Et pourtant, même le vétéran Lula se permet parfois des remarques sexistes. « J’ai nommé une belle femme pour améliorer les relations avec le Congrès », a-t-il déclaré publiquement en présentant la seule femme de son cercle restreint de ministres, une femme politique chevronnée qui dirigeait jusqu’alors le Parti des travailleurs. Le harcèlement en ligne et les commentaires sexistes sont monnaie courante.

Lula da Silva lors du sommet sur le climat qui s'est tenu au Brésil jeudi dernier. Associated Press/LaPresse (APN)

En Colombie, il y a à peine un mois et demi, un incident similaire à celui survenu au Brésil l'an dernier s'est produit lorsque le président Gustavo Petro a chaleureusement salué Gloria Miranda , directrice colombienne d'un programme de lutte contre les cultures illicites, après sa présentation. La regardant, le bras autour de ses épaules, le président a déclaré : « Toutes les femmes ministres du gouvernement de transition sont magnifiques, alors les journalistes à scandales n'arrêtent pas d'écrire qu'elles sont mes maîtresses. Et il s'avère que [Miranda] s'est mariée il y a un mois à peine… alors, on l'a perdue. »

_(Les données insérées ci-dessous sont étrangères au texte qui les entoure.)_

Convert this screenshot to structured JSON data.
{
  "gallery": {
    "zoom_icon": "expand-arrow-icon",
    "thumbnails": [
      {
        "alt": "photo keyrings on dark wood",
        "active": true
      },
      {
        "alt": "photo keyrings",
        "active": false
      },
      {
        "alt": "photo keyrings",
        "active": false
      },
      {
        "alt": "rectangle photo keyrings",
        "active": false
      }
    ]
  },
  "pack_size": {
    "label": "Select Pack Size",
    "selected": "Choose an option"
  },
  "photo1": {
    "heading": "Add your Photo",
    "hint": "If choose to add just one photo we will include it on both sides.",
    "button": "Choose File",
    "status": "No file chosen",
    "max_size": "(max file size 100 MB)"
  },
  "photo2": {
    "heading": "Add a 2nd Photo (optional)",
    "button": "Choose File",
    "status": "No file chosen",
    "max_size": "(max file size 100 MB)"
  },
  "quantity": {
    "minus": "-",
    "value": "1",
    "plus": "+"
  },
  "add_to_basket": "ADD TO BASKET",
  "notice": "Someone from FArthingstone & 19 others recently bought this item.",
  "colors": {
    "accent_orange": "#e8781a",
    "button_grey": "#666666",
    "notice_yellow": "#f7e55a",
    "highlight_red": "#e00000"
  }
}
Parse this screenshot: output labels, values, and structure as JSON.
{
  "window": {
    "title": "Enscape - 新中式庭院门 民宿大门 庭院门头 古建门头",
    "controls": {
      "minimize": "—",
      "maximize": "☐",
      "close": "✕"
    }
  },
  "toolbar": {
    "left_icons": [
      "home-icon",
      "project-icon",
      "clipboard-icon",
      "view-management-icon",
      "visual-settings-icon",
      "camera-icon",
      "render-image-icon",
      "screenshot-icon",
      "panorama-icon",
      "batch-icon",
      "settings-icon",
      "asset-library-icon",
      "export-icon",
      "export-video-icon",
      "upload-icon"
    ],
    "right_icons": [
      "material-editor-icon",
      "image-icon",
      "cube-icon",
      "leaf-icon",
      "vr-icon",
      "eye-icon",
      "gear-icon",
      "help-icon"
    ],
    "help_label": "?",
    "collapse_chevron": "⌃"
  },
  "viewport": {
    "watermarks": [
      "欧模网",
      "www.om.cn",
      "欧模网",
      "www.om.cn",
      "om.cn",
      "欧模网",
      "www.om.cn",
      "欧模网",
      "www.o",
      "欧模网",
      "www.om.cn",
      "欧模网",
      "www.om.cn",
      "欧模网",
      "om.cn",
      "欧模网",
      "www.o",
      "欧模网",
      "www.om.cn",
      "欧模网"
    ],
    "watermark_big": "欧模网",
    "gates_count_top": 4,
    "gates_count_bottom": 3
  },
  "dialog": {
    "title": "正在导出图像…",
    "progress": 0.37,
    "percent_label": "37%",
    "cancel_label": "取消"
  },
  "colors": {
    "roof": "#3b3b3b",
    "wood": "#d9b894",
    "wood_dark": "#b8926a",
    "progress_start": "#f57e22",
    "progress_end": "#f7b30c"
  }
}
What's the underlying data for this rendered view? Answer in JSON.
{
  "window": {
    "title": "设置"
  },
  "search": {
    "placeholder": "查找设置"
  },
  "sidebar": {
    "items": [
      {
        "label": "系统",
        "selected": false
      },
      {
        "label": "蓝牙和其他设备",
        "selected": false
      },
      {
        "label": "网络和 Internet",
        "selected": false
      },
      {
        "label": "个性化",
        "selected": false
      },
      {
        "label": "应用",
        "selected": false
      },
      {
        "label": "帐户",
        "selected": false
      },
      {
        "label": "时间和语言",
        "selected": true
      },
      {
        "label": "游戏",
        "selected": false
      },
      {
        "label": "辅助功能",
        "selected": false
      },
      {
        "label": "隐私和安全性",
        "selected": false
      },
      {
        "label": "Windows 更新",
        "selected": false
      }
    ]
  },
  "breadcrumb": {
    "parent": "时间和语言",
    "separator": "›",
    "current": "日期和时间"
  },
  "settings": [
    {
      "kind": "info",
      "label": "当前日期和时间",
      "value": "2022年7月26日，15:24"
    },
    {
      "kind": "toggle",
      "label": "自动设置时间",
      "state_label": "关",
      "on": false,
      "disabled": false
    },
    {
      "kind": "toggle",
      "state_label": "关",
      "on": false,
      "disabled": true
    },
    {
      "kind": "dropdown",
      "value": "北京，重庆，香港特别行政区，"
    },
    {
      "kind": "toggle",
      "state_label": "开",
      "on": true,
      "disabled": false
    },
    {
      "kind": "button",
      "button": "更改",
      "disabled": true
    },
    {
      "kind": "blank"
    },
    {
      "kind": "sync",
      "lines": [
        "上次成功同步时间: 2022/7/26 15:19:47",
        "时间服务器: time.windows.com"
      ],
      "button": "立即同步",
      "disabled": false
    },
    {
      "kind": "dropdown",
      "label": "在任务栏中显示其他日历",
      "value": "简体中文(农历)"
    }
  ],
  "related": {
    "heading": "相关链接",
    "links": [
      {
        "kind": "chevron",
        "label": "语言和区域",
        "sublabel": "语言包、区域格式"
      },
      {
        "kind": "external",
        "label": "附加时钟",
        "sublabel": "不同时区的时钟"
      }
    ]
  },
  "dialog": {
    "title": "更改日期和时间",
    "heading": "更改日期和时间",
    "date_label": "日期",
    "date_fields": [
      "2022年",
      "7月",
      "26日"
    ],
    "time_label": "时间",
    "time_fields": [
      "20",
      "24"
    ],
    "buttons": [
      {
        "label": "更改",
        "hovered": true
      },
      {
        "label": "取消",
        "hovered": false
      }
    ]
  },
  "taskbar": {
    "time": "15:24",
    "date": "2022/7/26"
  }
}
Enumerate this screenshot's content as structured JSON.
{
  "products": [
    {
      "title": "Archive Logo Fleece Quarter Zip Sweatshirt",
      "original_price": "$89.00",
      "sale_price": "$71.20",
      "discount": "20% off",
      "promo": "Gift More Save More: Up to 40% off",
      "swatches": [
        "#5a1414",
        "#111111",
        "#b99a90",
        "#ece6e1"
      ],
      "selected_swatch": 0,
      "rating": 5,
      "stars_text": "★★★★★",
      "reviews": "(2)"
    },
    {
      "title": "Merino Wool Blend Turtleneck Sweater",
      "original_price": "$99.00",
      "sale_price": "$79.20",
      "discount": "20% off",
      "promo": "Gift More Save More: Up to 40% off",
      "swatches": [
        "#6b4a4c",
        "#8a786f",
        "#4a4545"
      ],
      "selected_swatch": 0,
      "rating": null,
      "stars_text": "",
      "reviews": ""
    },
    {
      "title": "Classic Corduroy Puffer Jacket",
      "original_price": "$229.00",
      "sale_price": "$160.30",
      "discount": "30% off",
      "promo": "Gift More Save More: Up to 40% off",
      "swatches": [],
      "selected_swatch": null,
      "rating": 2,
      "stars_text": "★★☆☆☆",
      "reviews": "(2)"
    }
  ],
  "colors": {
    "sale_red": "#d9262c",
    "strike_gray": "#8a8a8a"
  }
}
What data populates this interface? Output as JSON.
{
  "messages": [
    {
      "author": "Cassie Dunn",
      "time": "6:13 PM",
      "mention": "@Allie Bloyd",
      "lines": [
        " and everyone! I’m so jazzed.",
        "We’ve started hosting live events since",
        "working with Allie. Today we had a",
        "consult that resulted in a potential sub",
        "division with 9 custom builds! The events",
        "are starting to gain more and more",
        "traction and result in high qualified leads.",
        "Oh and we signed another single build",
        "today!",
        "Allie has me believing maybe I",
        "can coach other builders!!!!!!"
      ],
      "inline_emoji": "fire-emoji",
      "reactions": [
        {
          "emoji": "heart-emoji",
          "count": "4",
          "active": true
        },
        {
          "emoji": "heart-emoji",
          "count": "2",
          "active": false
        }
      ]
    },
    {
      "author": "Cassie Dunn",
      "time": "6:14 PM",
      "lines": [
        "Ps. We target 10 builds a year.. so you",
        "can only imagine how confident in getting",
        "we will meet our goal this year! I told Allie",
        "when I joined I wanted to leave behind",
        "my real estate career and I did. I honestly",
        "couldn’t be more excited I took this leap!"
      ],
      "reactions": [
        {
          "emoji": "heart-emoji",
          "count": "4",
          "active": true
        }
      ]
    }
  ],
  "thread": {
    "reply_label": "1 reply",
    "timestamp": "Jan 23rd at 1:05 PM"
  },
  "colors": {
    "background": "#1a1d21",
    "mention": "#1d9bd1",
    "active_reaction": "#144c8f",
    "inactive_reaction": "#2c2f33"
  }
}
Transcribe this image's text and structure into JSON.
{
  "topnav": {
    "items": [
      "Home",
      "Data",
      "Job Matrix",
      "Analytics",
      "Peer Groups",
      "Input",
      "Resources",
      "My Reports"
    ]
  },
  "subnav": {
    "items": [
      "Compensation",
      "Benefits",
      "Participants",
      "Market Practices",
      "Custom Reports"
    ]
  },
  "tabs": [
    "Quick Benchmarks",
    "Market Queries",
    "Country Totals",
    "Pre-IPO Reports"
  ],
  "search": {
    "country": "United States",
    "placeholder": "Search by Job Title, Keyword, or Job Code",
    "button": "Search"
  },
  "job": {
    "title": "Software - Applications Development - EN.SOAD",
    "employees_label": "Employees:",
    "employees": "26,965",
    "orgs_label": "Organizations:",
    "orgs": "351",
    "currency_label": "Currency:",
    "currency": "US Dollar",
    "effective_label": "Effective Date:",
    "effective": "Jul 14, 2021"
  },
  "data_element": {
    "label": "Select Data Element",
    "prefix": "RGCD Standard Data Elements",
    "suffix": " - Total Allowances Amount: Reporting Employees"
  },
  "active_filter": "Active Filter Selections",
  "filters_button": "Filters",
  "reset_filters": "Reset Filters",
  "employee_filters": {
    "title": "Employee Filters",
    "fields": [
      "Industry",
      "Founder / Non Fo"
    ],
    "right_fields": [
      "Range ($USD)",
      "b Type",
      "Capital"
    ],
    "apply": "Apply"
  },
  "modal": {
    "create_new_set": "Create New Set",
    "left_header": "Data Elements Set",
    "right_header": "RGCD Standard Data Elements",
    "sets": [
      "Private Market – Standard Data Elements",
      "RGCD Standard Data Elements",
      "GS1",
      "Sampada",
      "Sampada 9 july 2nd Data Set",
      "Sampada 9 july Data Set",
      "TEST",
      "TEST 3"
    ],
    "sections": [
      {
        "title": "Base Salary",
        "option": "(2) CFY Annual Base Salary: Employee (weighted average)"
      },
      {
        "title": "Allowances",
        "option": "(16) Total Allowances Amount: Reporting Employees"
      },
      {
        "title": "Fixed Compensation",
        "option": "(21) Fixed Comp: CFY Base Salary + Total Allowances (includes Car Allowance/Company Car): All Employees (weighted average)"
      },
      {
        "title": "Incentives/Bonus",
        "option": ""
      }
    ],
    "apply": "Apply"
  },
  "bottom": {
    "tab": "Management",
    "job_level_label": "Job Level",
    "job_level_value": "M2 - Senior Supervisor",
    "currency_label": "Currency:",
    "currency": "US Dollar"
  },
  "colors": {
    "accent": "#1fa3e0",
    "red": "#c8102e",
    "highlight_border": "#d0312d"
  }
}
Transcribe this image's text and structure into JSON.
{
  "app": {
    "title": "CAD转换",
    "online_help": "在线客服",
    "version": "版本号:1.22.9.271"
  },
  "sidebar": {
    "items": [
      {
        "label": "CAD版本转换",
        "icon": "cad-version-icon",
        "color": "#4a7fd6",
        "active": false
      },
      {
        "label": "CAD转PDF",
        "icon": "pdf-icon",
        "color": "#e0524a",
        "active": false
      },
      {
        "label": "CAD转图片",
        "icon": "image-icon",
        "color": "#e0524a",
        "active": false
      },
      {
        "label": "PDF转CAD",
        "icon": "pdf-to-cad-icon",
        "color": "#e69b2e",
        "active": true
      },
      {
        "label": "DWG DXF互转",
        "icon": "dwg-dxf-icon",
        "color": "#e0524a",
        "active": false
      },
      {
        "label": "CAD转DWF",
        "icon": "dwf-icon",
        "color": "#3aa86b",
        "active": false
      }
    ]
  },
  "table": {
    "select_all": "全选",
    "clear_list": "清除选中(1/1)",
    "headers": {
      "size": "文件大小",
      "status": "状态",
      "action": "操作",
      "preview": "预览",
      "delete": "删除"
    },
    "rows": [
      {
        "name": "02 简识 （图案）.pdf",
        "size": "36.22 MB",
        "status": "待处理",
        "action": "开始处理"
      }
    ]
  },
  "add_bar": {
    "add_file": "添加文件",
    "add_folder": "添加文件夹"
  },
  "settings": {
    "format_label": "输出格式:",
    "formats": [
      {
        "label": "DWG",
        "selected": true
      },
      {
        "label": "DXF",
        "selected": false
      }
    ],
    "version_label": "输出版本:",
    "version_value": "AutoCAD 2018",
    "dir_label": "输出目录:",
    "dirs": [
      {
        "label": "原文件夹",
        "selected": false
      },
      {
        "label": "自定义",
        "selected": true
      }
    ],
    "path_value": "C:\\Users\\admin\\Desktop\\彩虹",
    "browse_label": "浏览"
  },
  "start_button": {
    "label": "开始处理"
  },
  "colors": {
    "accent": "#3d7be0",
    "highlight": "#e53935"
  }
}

Plusieurs femmes, dont la Médiatrice, ont immédiatement dénoncé le geste et les propos comme du harcèlement sexuel, mais le chef de l'État n'y a vu aucun problème. « Les câlins ne sont pas de la misogynie », a déclaré Petro, critiqué pour avoir conservé dans son entourage plusieurs hommes accusés de harcèlement et de violences sexistes ; protéger ces hommes de quelque manière que ce soit au sein des institutions revient non seulement à normaliser la violence, mais aussi à la légitimer.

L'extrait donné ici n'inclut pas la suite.